Ohio State’s official enrollment report for Autumn 2011 stated that the first-year retention rates and graduation rates for both African American and Hispanic students at OSU’s Columbus campus have exceeded national levels.

When compared to last year’s 88.3 percent, the first-year retention rates for African American students this year was 91.1 percent. The first-year retention rates for Hispanic students this year was reported to be 93.1 percent compared to last year’s 92.1 percent.

Jefferson Blackburn-Smith Sr., associate director of undergraduate admissions and First Year Experience at OSU, said in an email the responsibility of improving the retention rates at OSU does not rely solely on the efforts of one department.

The Multicultural Center, Hale Black Center and the Todd A. Bell National Resource Center on the African American Male are all part of the university’s Office of Diversity and Inclusion. Each of the centers organizes events and workshops geared toward helping smooth the transition process for the incoming freshman class.

Todd Suddeth, program director at the Bell National Resource Center, said one of the hallmark programs at the center is the Early Arrival Program, designed to provide African American males with the opportunity to explore the various university-provided resources.

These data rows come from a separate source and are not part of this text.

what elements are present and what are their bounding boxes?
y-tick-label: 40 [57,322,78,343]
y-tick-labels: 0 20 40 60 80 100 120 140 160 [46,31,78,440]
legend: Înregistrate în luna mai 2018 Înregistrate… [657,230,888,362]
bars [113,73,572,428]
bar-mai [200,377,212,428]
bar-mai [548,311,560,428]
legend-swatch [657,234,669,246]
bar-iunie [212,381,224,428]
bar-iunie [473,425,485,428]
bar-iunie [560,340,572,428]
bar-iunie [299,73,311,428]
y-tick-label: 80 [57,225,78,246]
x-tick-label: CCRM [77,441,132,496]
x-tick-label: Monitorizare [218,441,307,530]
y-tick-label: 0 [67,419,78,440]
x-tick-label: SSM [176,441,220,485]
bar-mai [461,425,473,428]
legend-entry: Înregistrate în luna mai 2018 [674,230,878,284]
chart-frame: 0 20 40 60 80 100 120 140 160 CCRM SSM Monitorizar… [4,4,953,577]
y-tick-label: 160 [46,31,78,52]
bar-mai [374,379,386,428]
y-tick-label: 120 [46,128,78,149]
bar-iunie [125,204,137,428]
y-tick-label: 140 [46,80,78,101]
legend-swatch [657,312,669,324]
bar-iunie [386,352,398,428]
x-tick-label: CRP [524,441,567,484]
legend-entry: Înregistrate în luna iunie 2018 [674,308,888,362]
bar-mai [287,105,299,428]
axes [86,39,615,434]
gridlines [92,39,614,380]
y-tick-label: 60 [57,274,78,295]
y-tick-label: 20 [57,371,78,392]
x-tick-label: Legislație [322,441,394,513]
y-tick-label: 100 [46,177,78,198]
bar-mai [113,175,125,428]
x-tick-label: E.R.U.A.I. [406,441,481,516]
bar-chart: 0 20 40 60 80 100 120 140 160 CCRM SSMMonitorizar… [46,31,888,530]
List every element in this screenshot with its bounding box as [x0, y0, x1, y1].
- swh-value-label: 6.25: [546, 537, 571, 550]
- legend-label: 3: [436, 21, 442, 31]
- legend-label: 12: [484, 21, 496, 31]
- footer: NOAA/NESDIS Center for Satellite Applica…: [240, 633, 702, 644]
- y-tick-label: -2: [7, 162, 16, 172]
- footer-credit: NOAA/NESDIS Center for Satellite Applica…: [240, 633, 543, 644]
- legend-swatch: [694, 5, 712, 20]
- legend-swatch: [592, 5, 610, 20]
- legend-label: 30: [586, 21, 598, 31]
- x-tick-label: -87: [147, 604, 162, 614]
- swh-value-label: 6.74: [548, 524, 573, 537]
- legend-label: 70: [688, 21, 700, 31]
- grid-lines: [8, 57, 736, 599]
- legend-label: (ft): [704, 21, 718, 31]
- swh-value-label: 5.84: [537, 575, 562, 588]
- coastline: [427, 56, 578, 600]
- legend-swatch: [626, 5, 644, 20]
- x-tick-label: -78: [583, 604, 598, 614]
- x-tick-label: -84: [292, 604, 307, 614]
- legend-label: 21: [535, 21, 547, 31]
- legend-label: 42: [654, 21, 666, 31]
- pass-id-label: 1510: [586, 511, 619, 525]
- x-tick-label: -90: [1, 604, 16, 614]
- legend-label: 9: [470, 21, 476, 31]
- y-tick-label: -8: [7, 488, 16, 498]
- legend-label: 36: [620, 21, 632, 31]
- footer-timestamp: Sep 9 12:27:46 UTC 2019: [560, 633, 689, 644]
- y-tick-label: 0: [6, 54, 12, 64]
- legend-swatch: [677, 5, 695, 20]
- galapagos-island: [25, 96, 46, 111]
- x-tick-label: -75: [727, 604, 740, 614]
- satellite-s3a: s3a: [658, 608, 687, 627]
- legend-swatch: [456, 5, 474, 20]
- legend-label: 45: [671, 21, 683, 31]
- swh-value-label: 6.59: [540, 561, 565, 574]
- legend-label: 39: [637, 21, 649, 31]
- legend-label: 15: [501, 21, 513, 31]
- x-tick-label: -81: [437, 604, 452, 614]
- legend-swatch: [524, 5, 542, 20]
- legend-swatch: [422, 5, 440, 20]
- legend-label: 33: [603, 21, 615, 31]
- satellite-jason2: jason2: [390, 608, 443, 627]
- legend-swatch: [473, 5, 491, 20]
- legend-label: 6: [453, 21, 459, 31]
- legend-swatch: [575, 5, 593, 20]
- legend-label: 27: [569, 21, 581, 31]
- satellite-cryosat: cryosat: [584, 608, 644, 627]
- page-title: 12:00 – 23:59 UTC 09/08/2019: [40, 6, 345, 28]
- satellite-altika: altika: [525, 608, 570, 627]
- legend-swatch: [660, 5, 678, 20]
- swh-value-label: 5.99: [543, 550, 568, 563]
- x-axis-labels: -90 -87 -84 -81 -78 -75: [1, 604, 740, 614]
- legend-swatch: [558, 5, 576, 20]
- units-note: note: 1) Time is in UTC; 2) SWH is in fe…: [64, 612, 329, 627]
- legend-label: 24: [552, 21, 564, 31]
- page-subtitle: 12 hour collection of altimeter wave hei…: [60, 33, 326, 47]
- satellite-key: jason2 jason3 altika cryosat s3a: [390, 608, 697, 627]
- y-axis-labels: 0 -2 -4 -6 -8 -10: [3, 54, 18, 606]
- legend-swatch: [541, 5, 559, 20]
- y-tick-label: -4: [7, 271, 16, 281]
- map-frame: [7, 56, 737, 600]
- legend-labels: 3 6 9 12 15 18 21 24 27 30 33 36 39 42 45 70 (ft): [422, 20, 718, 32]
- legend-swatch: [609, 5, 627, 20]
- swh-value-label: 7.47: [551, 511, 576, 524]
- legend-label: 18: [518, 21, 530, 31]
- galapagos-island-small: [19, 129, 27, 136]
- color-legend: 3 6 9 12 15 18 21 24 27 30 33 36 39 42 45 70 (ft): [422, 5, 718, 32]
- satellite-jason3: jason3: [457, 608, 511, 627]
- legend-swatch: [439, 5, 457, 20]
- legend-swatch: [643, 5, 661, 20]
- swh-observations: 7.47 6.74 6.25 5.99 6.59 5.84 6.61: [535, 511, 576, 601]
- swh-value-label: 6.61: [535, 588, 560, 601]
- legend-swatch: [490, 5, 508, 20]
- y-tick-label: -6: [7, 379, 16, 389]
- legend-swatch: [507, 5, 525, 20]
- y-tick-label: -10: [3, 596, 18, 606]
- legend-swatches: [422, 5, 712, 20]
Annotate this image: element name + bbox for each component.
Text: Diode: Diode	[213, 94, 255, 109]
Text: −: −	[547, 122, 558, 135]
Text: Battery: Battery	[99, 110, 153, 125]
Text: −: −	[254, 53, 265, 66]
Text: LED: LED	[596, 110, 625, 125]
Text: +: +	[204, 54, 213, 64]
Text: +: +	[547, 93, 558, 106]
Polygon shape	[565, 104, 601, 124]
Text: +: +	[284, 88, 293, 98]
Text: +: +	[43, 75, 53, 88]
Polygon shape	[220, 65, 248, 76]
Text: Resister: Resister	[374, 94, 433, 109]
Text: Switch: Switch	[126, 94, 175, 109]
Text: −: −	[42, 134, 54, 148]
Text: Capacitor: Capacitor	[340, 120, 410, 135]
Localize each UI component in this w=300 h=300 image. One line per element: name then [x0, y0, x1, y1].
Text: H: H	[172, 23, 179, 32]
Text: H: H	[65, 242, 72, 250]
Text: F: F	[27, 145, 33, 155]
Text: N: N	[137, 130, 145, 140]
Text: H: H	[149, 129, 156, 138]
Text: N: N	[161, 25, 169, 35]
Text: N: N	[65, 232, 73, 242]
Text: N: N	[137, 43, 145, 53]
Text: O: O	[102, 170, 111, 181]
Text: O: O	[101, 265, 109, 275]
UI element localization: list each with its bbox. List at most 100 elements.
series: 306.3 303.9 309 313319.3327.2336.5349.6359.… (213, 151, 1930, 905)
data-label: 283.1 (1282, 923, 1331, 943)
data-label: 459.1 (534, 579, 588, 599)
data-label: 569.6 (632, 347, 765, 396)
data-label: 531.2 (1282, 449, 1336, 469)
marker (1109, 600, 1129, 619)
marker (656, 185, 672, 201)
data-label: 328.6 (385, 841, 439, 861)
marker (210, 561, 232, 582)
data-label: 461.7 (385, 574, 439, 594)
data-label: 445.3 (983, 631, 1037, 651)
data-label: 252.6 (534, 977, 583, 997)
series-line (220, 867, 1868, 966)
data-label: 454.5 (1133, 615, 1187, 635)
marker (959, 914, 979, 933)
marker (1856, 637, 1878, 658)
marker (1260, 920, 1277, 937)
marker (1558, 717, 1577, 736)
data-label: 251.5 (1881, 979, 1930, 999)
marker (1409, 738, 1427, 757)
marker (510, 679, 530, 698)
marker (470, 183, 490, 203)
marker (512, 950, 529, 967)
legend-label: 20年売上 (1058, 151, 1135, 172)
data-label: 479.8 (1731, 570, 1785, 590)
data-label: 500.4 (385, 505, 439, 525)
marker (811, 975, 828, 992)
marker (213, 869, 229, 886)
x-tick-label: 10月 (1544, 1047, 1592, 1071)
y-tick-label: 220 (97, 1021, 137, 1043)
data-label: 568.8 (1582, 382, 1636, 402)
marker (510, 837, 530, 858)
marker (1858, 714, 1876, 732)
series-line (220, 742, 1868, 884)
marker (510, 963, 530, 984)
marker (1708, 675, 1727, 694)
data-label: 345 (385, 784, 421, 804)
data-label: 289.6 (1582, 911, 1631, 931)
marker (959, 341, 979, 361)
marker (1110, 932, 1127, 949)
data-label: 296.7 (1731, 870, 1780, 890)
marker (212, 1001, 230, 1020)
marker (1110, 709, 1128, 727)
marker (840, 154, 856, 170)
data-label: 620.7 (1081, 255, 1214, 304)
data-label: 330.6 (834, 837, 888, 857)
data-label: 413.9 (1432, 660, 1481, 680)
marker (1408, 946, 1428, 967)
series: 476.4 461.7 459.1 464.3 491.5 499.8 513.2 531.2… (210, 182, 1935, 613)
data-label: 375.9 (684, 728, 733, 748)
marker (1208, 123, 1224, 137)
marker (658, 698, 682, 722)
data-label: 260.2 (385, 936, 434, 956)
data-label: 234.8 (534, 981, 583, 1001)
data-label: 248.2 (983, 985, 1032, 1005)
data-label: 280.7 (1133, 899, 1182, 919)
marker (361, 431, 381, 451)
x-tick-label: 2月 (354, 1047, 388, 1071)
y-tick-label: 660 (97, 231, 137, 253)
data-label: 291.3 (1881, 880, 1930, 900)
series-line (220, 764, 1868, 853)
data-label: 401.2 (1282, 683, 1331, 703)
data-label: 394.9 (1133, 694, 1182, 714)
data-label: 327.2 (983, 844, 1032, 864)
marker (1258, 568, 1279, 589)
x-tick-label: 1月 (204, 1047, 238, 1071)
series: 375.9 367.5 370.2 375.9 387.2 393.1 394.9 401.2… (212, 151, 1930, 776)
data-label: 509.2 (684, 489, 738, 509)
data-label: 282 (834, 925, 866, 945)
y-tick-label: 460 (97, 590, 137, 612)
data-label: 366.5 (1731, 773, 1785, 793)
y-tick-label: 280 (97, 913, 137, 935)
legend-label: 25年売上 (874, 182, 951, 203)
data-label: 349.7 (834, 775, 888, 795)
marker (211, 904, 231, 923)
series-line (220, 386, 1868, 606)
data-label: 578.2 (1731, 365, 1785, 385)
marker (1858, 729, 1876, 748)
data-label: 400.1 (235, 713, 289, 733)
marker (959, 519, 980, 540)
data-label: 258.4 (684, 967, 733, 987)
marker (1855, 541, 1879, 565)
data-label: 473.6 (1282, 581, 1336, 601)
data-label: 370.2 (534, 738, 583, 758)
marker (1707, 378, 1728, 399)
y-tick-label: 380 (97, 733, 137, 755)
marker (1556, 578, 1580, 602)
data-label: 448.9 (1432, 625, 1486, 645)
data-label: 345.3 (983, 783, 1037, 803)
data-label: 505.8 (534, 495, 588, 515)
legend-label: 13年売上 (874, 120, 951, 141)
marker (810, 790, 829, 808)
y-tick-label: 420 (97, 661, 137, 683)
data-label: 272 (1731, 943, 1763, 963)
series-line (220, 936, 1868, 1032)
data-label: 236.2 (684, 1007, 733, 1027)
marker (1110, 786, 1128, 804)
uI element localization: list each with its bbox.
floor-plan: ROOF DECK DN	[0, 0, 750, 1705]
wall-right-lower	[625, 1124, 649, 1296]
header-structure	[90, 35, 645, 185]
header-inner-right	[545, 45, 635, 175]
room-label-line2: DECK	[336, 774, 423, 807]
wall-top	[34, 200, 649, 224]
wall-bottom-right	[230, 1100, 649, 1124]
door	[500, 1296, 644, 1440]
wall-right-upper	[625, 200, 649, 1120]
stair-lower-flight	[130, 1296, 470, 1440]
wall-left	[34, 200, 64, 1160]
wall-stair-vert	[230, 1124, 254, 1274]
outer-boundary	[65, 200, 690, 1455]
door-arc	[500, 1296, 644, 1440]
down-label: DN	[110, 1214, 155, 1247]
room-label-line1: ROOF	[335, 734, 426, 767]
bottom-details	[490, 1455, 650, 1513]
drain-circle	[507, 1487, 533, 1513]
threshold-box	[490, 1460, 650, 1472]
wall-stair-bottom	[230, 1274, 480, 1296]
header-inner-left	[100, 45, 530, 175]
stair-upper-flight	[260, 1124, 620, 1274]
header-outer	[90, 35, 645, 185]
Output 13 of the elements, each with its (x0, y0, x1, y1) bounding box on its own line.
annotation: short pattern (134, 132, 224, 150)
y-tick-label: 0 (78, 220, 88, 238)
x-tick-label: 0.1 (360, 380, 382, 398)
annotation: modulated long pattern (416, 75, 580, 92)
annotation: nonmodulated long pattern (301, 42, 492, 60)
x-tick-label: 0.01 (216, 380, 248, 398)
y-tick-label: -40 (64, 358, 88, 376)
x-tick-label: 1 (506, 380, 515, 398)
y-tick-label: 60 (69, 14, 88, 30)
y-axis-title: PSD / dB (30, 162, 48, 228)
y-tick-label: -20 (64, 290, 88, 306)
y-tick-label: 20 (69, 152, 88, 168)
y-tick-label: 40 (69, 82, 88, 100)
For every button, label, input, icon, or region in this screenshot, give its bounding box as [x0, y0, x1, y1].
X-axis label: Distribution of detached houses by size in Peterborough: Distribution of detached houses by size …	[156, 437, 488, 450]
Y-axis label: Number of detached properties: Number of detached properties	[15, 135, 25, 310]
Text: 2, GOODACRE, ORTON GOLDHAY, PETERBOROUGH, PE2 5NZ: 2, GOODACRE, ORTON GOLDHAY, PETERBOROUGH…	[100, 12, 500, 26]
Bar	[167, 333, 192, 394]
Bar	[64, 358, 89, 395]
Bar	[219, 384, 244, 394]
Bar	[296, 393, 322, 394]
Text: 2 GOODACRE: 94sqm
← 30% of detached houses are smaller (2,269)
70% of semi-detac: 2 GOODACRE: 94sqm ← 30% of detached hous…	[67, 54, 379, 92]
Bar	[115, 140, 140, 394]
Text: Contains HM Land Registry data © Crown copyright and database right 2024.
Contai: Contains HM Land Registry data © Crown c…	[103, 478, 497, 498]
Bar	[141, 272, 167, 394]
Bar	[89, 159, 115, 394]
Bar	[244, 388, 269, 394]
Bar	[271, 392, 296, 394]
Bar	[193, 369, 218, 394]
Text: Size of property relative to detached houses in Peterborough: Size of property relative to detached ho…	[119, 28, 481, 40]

“It provides us with opportunity for early engagement, so an opportunity to meet students as they’re coming in,” Suddeth said. “A chance to get to know them better, get a chance to introduce them to resources, services that our office provides as well as other offices on campus provide.”

The Multicultural Center hosts a set of social events, workshops and classes throughout the year. Some of these events include Hispanic Heritage month in October, United Black World month in February and the African American Heritage festival in April.

The Multicultural Center also has intercultural specialists that work with specific constituency groups.

Davida Haywood, director of the Multicultural Center, said the intercultural specialists act as representatives for their groups.

“These individuals serve as front-in-line advocates for their groups,” she said. “(They are involved with) anything around programming, a lot of one-on-one counseling and mentoring, advising to various student groups and a lot of community outreach.”

Indra Leyva-Santiago, the Hispanic intercultural specialist at The Multicultural Center, said the reason for the increase in first-year retention rates for Hispanic students is the fact that the Latino community at OSU has become stronger in the past three years.

“The Latino community has become really strong. The collaborations with faculty, staff and students has increased in the last three years,” she said.

Yolanda Zepeda, assistant provost at the ODI, said the number of Hispanic students that received a bachelor’s degree at OSU has been increasing steadily. In 2010, OSU graduated 256 Hispanic students, while in 2009, the university saw 221 Hispanic students graduate.

Despite the steady increase in retention rates for Hispanic students, Miguel Guevara, a fourth-year in philosophy and political science and president of Lambda Theta Phi Fraternity, said he is not very impressed with the data.

“For Ohio State to boast about how they exceed national averages, I would like to see what their numbers are compared to schools like University of Texas,” Guevara said. “(At Texas, the students) are 22 percent Hispanic. (Does OSU) even touch the retention rates there?”

Guevara described his first quarter at OSU as “awful” because of the lack of Latino presence on campus.

“I wanted to leave, I wanted to transfer,” Guevara said. “I just could not stand Ohio State my first autumn quarter. The culture change, the lack of Latino presence on campus, (I was) expecting to see a lot more Latino faculty and staff.”

Zepeda said it’s not surprising to see small numbers of Latino students at OSU because of the state’s demographic location.

“Latinos represent just over 3 percent of the state’s population. Since the majority of our undergraduates are state residents, it is not surprising that we would see small numbers in comparison to other groups,” Zepeda said.